Os EUA também se prontificaram a cooperar com o governo brasileiro em pesquisas sobre a relação entre o zika e a microcefalia. Equipes de cientistas americanos já estão no Brasil investigando os casos levantados por pesquisadores brasileiros.

Os EUA registraram o primeiro caso de microcefalia com suspeita de ligação ao zika há duas semanas, em um bebê cuja mãe teria contraído o vírus em uma viagem ao Brasil. Desde então, o Centro de Controle de Doenças (CDC, na sigla em inglês) já emitiu alertas contra viagens de grávidas a 22 países das Américas, além de Cabo Verde, na África, e Samoa, na Oceania, onde também foram registrados casos da doença.
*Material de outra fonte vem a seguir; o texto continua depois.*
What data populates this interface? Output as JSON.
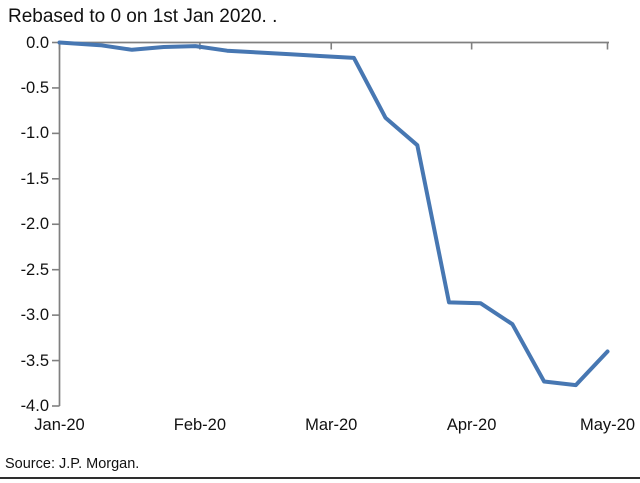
{
  "page": {
    "background_color": "#ffffff",
    "bottom_rule_color": "#2e2e2e"
  },
  "chart_data": {
    "type": "line",
    "title": "Rebased to 0 on 1st Jan 2020. .",
    "source_note": "Source: J.P. Morgan.",
    "xlabel": "",
    "ylabel": "",
    "grid": "off",
    "legend": "none",
    "axis_color": "#808080",
    "text_color": "#111111",
    "ylim": [
      -4.0,
      0.0
    ],
    "y_ticks": [
      {
        "value": 0.0,
        "label": "0.0"
      },
      {
        "value": -0.5,
        "label": "-0.5"
      },
      {
        "value": -1.0,
        "label": "-1.0"
      },
      {
        "value": -1.5,
        "label": "-1.5"
      },
      {
        "value": -2.0,
        "label": "-2.0"
      },
      {
        "value": -2.5,
        "label": "-2.5"
      },
      {
        "value": -3.0,
        "label": "-3.0"
      },
      {
        "value": -3.5,
        "label": "-3.5"
      },
      {
        "value": -4.0,
        "label": "-4.0"
      }
    ],
    "x_axis": {
      "unit": "days since 1st Jan 2020",
      "min": 0,
      "max": 121,
      "zero_line_position": "top",
      "month_ticks": [
        {
          "label": "Jan-20",
          "day": 0
        },
        {
          "label": "Feb-20",
          "day": 31
        },
        {
          "label": "Mar-20",
          "day": 60
        },
        {
          "label": "Apr-20",
          "day": 91
        },
        {
          "label": "May-20",
          "day": 121
        }
      ]
    },
    "series": [
      {
        "name": "Rebased to 0 on 1st Jan 2020",
        "color": "#4777B2",
        "line_width": 4,
        "points": [
          {
            "day": 0,
            "value": 0.0
          },
          {
            "day": 9,
            "value": -0.03
          },
          {
            "day": 16,
            "value": -0.08
          },
          {
            "day": 23,
            "value": -0.05
          },
          {
            "day": 30,
            "value": -0.04
          },
          {
            "day": 37,
            "value": -0.09
          },
          {
            "day": 44,
            "value": -0.11
          },
          {
            "day": 51,
            "value": -0.13
          },
          {
            "day": 58,
            "value": -0.15
          },
          {
            "day": 65,
            "value": -0.17
          },
          {
            "day": 72,
            "value": -0.83
          },
          {
            "day": 79,
            "value": -1.13
          },
          {
            "day": 86,
            "value": -2.86
          },
          {
            "day": 93,
            "value": -2.87
          },
          {
            "day": 100,
            "value": -3.1
          },
          {
            "day": 107,
            "value": -3.73
          },
          {
            "day": 114,
            "value": -3.77
          },
          {
            "day": 121,
            "value": -3.4
          }
        ]
      }
    ]
  }
}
‘Perdendo a luta’ – No fim do ano passado, o Ministério da Saúde brasileiro confirmou a relação entre o vírus zika e a microcefalia. O país já tem mais de 4 mil casos suspeitos de microcefalia, mais de 30 vezes o que foi registrado em qualquer ano desde 2010.
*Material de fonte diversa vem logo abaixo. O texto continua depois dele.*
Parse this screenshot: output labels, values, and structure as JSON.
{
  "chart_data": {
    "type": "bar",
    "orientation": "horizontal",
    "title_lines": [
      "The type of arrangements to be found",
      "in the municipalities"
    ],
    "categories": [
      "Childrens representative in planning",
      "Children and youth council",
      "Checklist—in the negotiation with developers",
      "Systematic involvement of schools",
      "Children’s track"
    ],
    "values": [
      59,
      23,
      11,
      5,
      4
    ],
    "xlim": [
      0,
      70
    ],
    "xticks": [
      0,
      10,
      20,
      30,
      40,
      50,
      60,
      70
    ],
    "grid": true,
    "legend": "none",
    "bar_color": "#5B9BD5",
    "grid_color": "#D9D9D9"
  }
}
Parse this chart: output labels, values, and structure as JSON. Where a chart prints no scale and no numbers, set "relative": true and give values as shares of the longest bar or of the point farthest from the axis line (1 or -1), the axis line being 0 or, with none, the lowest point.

Nesta sexta, a presidente Dilma mudou o discurso de negação e admitiu que o governo está “perdendo a luta” contra o mosquito. “Se eu dissesse que nós estamos ganhando a luta, nós estaríamos em uma fase mais avançada. Agora, nós vamos ganhar a luta. Nós vamos demonstrar que o povo brasileiro é capaz de ganhar essa guerra.” Há alguns dias, em sua passagem pelo Equador, Dilma disse justamente o contrário.